Hi @Kaiyan_Sheng, could you please have a look here?

Hello @EDzhelyov , thanks for reaching out! According to AWS API documentation, startTime can only go from Jan 1, 1970 00:00:00 UTC FilterLogEvents - Amazon CloudWatch Logs.

Hi Kaiyan,

I'm unsure how the documentation you linked is related to my issue.

What I would expect to happen when you have a start_position: beginning and multiple group logs matched by the log_group_name_prefix is to fetch all records from the beginning for each log group matches, instead, (at least in 8.4) it will only happen for the first group log.
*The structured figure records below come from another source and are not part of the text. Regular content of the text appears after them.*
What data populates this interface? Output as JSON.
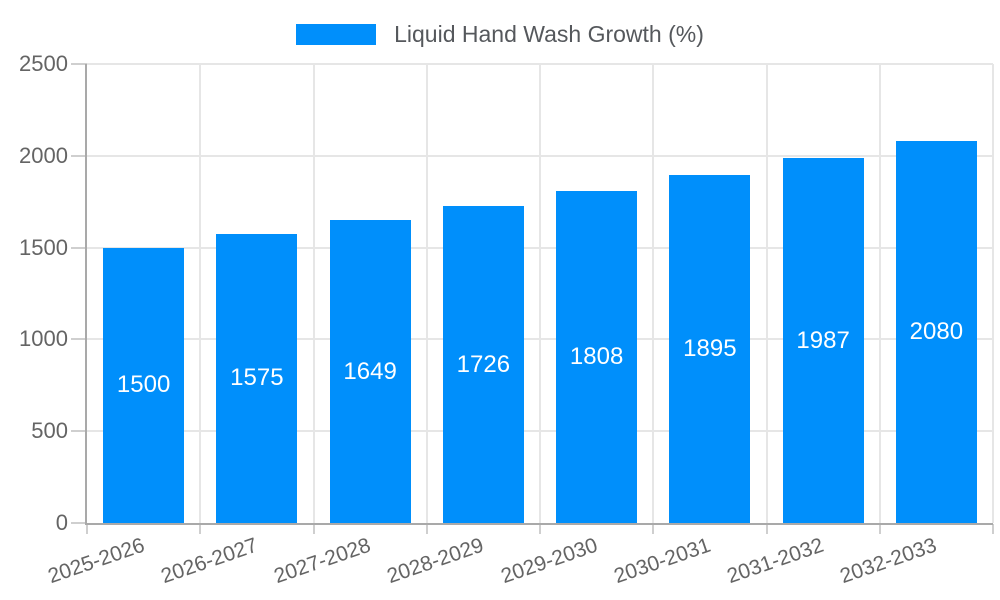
{
  "legend": {
    "label": "Liquid Hand Wash Growth (%)"
  },
  "colors": {
    "bar": "#008FFB",
    "grid": "#e6e6e6",
    "axis_line": "#a9a9a9",
    "tick": "#cfcfcf",
    "axis_text": "#646464",
    "legend_text": "#55585c",
    "value_text": "#ffffff",
    "background": "#ffffff"
  },
  "chart_data": {
    "type": "bar",
    "categories": [
      "2025-2026",
      "2026-2027",
      "2027-2028",
      "2028-2029",
      "2029-2030",
      "2030-2031",
      "2031-2032",
      "2032-2033"
    ],
    "series": [
      {
        "name": "Liquid Hand Wash Growth (%)",
        "values": [
          1500,
          1575,
          1649,
          1726,
          1808,
          1895,
          1987,
          2080
        ]
      }
    ],
    "title": "",
    "xlabel": "",
    "ylabel": "",
    "ylim": [
      0,
      2500
    ],
    "yticks": [
      0,
      500,
      1000,
      1500,
      2000,
      2500
    ],
    "grid": true,
    "legend_position": "top",
    "value_label_position": "inside-center",
    "xtick_rotation_deg": -19
  }
}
There is another issue we just found. The scan_frequency option is applied for each individual log group. What I would expect to happen when we have a log_group_name_prefix and a scan_frequency of 15min, is to query each log group at 15 minutes intervals. Instead what we see in the logs is that Filebeat does only one query every 15 minutes.

You can see that by looking at two consecutive logs from the Filebeat process:

{"log.level":"info","@timestamp":"2022-11-29T09:34:28.191Z","log.logger":"input.aws-cloudwatch.cloudwatch_poller","log.origin":{"file.name":"awscloudwatch/input.go","file.line":200},"message":"aws-cloudwatch input worker for log group '/aws/lambda/rds-slack-notifications' has stopped.","service.name":"filebeat","id":"652FC3D5076F3391","ecs.version":"1.6.0"}

{"log.level":"info","@timestamp":"2022-11-29T09:49:27.308Z","log.logger":"input.aws-cloudwatch.cloudwatch_poller","log.origin":{"file.name":"awscloudwatch/input.go","file.line":204},"message":"aws-cloudwatch input worker for log group: '/aws/lambda/record-unsubscribed-clients-production-record-unsubscribed' has started","service.name":"filebeat","id":"652FC3D5076F3391","ecs.version":"1.6.0"}

The first query for the /aws/lambda/rds-slack-notifications starts at 09:34 and then the next query in the log is for the next log group at 09:49.